Summer Shake-Up at Triskelion Arts - August 26th

Company:
Triskelion Arts
Summer Shake-Up
Wednesday, August 26, 2015 at 7:30pm
at Triskelion Arts’ Muriel Schulman Theater
106 Calyer Street, Brooklyn, NY 11222 (Enter on Banker Street)
Triskelion Arts is thrilled to offer the third installment of our annual summer series, the Summer Shake-Up, in the Muriel Schulman Theater on August 26th, featuring a slew of terrific artists with wide-ranging aesthetics, including: Chris Ferris & Dancers, Lindsay Head, Katy Orthwein Dance Projects, Kailey McCrudden, AJ Sharp, Erica Lessner, Meat & Co., and Juan Michael Porter II.
Tickets: $16
Purchase: http://www.brownpapertickets.com/event/1691712
More Info: www.triskelionarts.org
ABOUT THE ARTISTS
Chris Ferris & Dancers’ newest trio Torrential Dance Fall travels from the awkward to the sublime. Energy is ratcheted up with bodily vibrations as dancers impulsively overextend themselves. Self-comforting dance material is infused, creating support of self and others. The piece escalates to a round, weighty harmonic flow of spatial consumption. What is compassionate in tone swirls to the end of continuum.
Lindsay Head, founder of l head and other people, premieres her second iteration of the operative is torments, not tyrant, as a comedic interrogation with nationalism, ritual, and the Olympics. the operative... was originally created as a comment on “modern dance,” and as a personal exercise to create a dance in one hour. Lindsay is an Earth-based choreographer who began choreographing on her driveway.
Katy Orthwein Dance Projects performs Vanishing Point, a solo dance work exploring perspective in terms of intimacy and distance through the use of space, time and movement choices. With a unique vocabulary ranging from gestural specificity, nuance and delicacy to full, embodied movement, Vanishing Point features an original score by Cynthia Hopkins.
Making its New York City premiere, gray area, choreographed by Kailey McCrudden, explores that which exists between the extreme black and white binaries created within society. This powerful trio explores gender as a performance of masculinity and femininity, two extremes on either end of a fluid spectrum. Use of gendered movements out of context showcases the arbitrary nature of the labels which society has created. It is a performance of the performance of gender.
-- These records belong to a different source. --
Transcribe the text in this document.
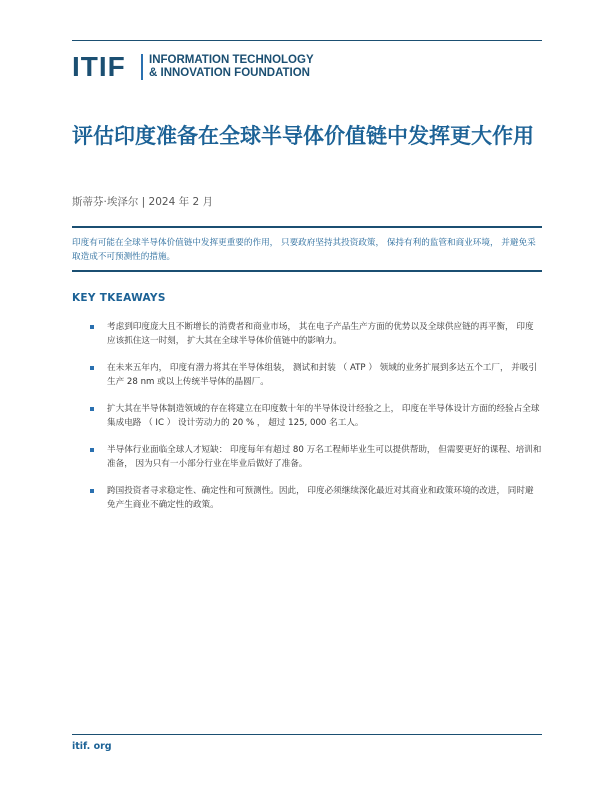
ITIF INFORMATION TECHNOLOGY
& INNOVATION FOUNDATION
评估印度准备在全球半导体价值链中发挥更大作用
斯蒂芬·埃泽尔 | 2024 年 2 月

印度有可能在全球半导体价值链中发挥更重要的作用， 只要政府坚持其投资政策， 保持有利的监管和商业环境， 并避免采取造成不可预测性的措施。

KEY TKEAWAYS
考虑到印度庞大且不断增长的消费者和商业市场， 其在电子产品生产方面的优势以及全球供应链的再平衡， 印度应该抓住这一时刻， 扩大其在全球半导体价值链中的影响力。
在未来五年内， 印度有潜力将其在半导体组装， 测试和封装 （ ATP ） 领域的业务扩展到多达五个工厂， 并吸引生产 28 nm 或以上传统半导体的晶圆厂。
扩大其在半导体制造领域的存在将建立在印度数十年的半导体设计经验之上， 印度在半导体设计方面的经验占全球集成电路 （ IC ） 设计劳动力的 20 % ， 超过 125, 000 名工人。
半导体行业面临全球人才短缺： 印度每年有超过 80 万名工程师毕业生可以提供帮助， 但需要更好的课程、培训和准备， 因为只有一小部分行业在毕业后做好了准备。
跨国投资者寻求稳定性、确定性和可预测性。因此， 印度必须继续深化最近对其商业和政策环境的改进， 同时避免产生商业不确定性的政策。
itif. org
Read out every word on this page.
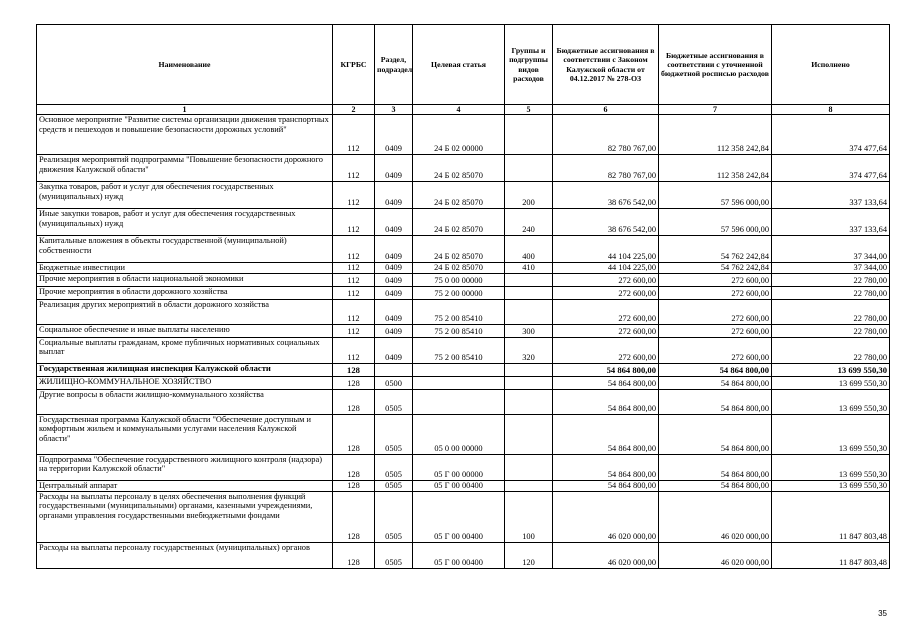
Наименование	КГРБС	Раздел, подраздел	Целевая статья	Группы и подгруппы видов расходов	Бюджетные ассигнования в соответствии с Законом Калужской области от 04.12.2017 № 278-ОЗ	Бюджетные ассигнования в соответствии с уточненной бюджетной росписью расходов	Исполнено
1	2	3	4	5	6	7	8
Основное мероприятие "Развитие системы организации движения транспортных средств и пешеходов и повышение безопасности дорожных условий"	112	0409	24 Б 02 00000		82 780 767,00	112 358 242,84	374 477,64
Реализация мероприятий подпрограммы "Повышение безопасности дорожного движения Калужской области"	112	0409	24 Б 02 85070		82 780 767,00	112 358 242,84	374 477,64
Закупка товаров, работ и услуг для обеспечения государственных (муниципальных) нужд	112	0409	24 Б 02 85070	200	38 676 542,00	57 596 000,00	337 133,64
Иные закупки товаров, работ и услуг для обеспечения государственных (муниципальных) нужд	112	0409	24 Б 02 85070	240	38 676 542,00	57 596 000,00	337 133,64
Капитальные вложения в объекты государственной (муниципальной) собственности	112	0409	24 Б 02 85070	400	44 104 225,00	54 762 242,84	37 344,00
Бюджетные инвестиции	112	0409	24 Б 02 85070	410	44 104 225,00	54 762 242,84	37 344,00
Прочие мероприятия в области национальной экономики	112	0409	75 0 00 00000		272 600,00	272 600,00	22 780,00
Прочие мероприятия в области дорожного хозяйства	112	0409	75 2 00 00000		272 600,00	272 600,00	22 780,00
Реализация других мероприятий в области дорожного хозяйства	112	0409	75 2 00 85410		272 600,00	272 600,00	22 780,00
Социальное обеспечение и иные выплаты населению	112	0409	75 2 00 85410	300	272 600,00	272 600,00	22 780,00
Социальные выплаты гражданам, кроме публичных нормативных социальных выплат	112	0409	75 2 00 85410	320	272 600,00	272 600,00	22 780,00
Государственная жилищная инспекция Калужской области	128				54 864 800,00	54 864 800,00	13 699 550,30
ЖИЛИЩНО-КОММУНАЛЬНОЕ ХОЗЯЙСТВО	128	0500			54 864 800,00	54 864 800,00	13 699 550,30
Другие вопросы в области жилищно-коммунального хозяйства	128	0505			54 864 800,00	54 864 800,00	13 699 550,30
Государственная программа Калужской области "Обеспечение доступным и комфортным жильем и коммунальными услугами населения Калужской области"	128	0505	05 0 00 00000		54 864 800,00	54 864 800,00	13 699 550,30
Подпрограмма "Обеспечение государственного жилищного контроля (надзора) на территории Калужской области"	128	0505	05 Г 00 00000		54 864 800,00	54 864 800,00	13 699 550,30
Центральный аппарат	128	0505	05 Г 00 00400		54 864 800,00	54 864 800,00	13 699 550,30
Расходы на выплаты персоналу в целях обеспечения выполнения функций государственными (муниципальными) органами, казенными учреждениями, органами управления государственными внебюджетными фондами	128	0505	05 Г 00 00400	100	46 020 000,00	46 020 000,00	11 847 803,48
Расходы на выплаты персоналу государственных (муниципальных) органов	128	0505	05 Г 00 00400	120	46 020 000,00	46 020 000,00	11 847 803,48
35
Inspired by a few too many nights spent alone in her pajamas, wearing lipstick with a six-pack by her side, and an imaginary audience to entertain (that so often ended with smeared lipstick and beer soaked pajamas,) AJ Sharp’s Perfect. Well, not entirely perfect, uses humor to cope with loneliness. From gestural and stationary to erratic and unpredictable, the movement offers a variety of reactions to what is real and what is not.
Erica Lessner’s Affect explores self-perception; how do we think others perceive us and how, in turn, does that affect the way we present ourselves? The cast was prompted to create movement based in honesty. Together, they asked and answered difficult questions about the way they viewed themselves and used those as impetus for movement invention and interaction with one another.
If a dance is made without motive, does it contain a message? TOMATOTOMATO, a Meat & Co. original work choreographed by Rachel Slaughter, explores the links between movement-making and meaning-making. The company asks: Does a movement mean what the maker says it means, or does it mean what the viewer says it means?
Juan Michael Porter II presents back when we were awesome, a work attempting to reclaim that “fresh feeling” from back before everything changed, or went wrong, or went right.